6. Hoe moet de economische convergentie van achterstandsgebieden in de Unie worden bevorderd ? Constateringen •
Uit de gegevens in het cohesieverslag blijkt dat in de voorbije tien jaar de convergentie op nationaal niveau sterker is geweest dan de convergentie tussen de verschillende regio's.
•
Het cohesiebeleid is niet het enige beleid dat resulteert in convergentie. Het beleid inzake de interne markt en de Economische en Monetaire Unie hebben geleid tot sterkere convergentie binnen de lidstaten dan tussen de regio's.
•
Op grond van het Verdrag werkt de Gemeenschap aan "de harmonische ontwikkeling" en streeft zij er in het bijzonder naar "de verschillen tussen de ontwikkelingsniveaus van de onderscheiden regio's en de achterstand van de minstbegunstigde regio's of eilanden, met inbegrip van de plattelandsgebieden, te verkleinen." (artikel 158).
•
Door de uitbreiding zal het gemiddelde BBP per inwoner aanzienlijk dalen. Als voor steunverlening in de uitgebreide Unie strikt het huidige BBP-criterium per inwoner (kleiner
dan 75 % van het gemiddelde) wordt toegepast, zou dat tot gevolg hebben dat het aantal inwoners dat in de EU-15 onder doelstelling 1 valt, met meer dan de helft afneemt. •
Tot nu toe gaat meer dan tweederde van de beschikbare communautaire middelen voor de Structuurfondsen naar regio's van doelstelling 1.
Vragen •
Hoe moeten de minder welvarende regio's van EU-15 worden behandeld ? Hun situatie wordt relatief beter, maar verandert niet in werkelijkheid, aangezien hun problemen vóór en na de uitbreiding dezelfde zullen zijn ?
•
Welke concentratie van middelen, in vergelijking met de huidige situatie, naar de achterstandsgebieden is nodig, om een reëel en duurzaam effect van de structuurmaatregelen in die regio's te waarborgen ?

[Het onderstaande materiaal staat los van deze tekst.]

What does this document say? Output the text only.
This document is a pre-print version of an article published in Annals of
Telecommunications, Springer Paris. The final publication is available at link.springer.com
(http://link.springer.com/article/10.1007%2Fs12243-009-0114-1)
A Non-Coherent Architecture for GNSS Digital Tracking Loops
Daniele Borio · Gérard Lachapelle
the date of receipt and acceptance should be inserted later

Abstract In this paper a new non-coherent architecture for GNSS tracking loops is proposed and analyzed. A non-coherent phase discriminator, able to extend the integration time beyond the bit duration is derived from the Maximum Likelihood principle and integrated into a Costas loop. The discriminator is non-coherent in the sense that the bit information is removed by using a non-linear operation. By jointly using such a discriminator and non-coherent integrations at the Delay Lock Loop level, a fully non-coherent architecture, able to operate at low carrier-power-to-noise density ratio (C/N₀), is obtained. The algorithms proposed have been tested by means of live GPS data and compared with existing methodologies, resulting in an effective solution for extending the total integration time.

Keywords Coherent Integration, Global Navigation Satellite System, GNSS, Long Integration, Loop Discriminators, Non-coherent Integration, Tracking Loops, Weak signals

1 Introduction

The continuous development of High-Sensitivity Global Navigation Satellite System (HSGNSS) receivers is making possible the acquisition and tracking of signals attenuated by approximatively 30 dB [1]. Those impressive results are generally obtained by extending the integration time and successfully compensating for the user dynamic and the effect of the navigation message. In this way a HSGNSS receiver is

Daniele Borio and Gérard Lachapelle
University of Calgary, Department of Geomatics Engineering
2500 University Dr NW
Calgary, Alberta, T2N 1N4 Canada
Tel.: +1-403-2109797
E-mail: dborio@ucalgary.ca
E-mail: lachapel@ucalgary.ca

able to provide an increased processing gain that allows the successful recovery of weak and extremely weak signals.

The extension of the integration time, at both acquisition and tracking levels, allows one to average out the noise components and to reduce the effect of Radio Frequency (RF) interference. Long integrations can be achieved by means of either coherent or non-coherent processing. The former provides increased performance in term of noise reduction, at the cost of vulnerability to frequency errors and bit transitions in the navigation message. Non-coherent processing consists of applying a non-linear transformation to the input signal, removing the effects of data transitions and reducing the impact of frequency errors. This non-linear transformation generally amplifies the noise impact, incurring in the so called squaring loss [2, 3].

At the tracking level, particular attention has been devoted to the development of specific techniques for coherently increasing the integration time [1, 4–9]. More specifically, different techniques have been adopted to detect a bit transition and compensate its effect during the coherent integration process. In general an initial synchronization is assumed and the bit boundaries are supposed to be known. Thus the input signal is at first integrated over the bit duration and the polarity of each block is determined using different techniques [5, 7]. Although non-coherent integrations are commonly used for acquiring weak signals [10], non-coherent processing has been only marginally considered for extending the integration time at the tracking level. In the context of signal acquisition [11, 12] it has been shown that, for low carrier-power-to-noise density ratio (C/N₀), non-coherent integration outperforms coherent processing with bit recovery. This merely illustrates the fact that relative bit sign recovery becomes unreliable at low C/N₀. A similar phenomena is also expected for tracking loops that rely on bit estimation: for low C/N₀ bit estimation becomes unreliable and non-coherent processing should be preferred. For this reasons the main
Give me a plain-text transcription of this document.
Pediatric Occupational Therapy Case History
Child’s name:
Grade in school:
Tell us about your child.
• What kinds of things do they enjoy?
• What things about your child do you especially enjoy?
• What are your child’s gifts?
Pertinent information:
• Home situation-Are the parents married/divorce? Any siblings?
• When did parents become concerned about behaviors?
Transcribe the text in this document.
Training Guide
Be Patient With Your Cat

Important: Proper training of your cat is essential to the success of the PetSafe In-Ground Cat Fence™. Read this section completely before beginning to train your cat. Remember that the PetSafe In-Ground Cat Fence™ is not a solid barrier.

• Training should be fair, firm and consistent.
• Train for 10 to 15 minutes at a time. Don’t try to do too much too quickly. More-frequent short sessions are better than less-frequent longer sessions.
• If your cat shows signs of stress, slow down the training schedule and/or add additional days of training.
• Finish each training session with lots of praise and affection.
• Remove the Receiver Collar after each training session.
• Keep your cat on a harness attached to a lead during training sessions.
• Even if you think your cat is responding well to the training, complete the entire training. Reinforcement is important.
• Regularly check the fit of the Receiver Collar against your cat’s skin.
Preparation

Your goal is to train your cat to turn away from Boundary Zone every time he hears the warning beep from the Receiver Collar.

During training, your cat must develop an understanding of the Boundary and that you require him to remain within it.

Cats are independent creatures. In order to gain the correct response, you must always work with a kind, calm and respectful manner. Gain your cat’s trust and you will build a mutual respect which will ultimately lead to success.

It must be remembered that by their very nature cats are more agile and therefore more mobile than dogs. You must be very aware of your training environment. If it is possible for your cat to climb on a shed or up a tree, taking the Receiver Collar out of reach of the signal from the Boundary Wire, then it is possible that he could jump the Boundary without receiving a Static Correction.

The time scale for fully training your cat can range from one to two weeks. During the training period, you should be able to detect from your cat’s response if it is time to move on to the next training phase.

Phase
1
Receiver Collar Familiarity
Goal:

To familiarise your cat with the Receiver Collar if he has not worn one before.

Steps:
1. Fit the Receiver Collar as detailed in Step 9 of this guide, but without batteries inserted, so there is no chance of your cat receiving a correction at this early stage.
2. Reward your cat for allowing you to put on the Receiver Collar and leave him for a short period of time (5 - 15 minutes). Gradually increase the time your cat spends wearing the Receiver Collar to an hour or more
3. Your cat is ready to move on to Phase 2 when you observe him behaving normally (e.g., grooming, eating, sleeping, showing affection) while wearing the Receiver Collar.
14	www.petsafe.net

7. Welke communautaire achterstandsgebieden ?
maatregelen
zijn
nodig
voor
andere
gebieden
dan
Constateringen •
De achterstandsgebieden zijn niet de enige regio's met structurele problemen. Er bestaan nog altijd grote verschillen binnen de andere regio's en binnen de steden.
•
Het cohesiebeleid is een van de zeldzame voorbeelden van communautaire actie waarbij de burger wordt betrokken.
•
Uit het verslag blijkt dat buiten de gebieden van doelstelling 1 niet altijd duidelijk is dat sommige maatregelen worden uitgevoerd in het kader van regionaal beleid.
•
Het verslag geeft een aanzet voor een debat over tien voorstellen voor prioritaire actieterreinen: zes met een territoriale dimensie: de achterstandsgebieden, de stedelijke gebieden, de diversificatie van de plattelandsgebieden, de grensoverschrijdende, transnationale en interregionale samenwerking, de gebieden met herstructurering van de industrie, de gebieden met zware geografische of natuurlijke handicaps; en vier andere, algemene prioriteiten: een groter aantal arbeidsplaatsen van betere kwaliteit, steun voor de nieuwe economie en de kennismaatschappij, bevordering van sociale integratie (insluiting) en gelijke kansen.
•
Voor elke prioriteit moet worden bepaald welke maatregelen een extra toegevoegde waarde geven via een communautaire aanpak, de Unie kan immers niet alle problemen ter hand nemen. Zij heeft daarvoor niet de nodige middelen en ook is dat niet haar bedoeling
Vragen •
Zijn deze prioritaire actieterreinen de juiste ?
•
Zijn er andere prioritaire actieterreinen waar een communautaire aanpak nodig is ? Welke ?
•
Hoe moeten de doelgroepen worden bepaald voor de financiële middelen, die klein zijn in vergelijking met di voor de achterstandsgebieden ?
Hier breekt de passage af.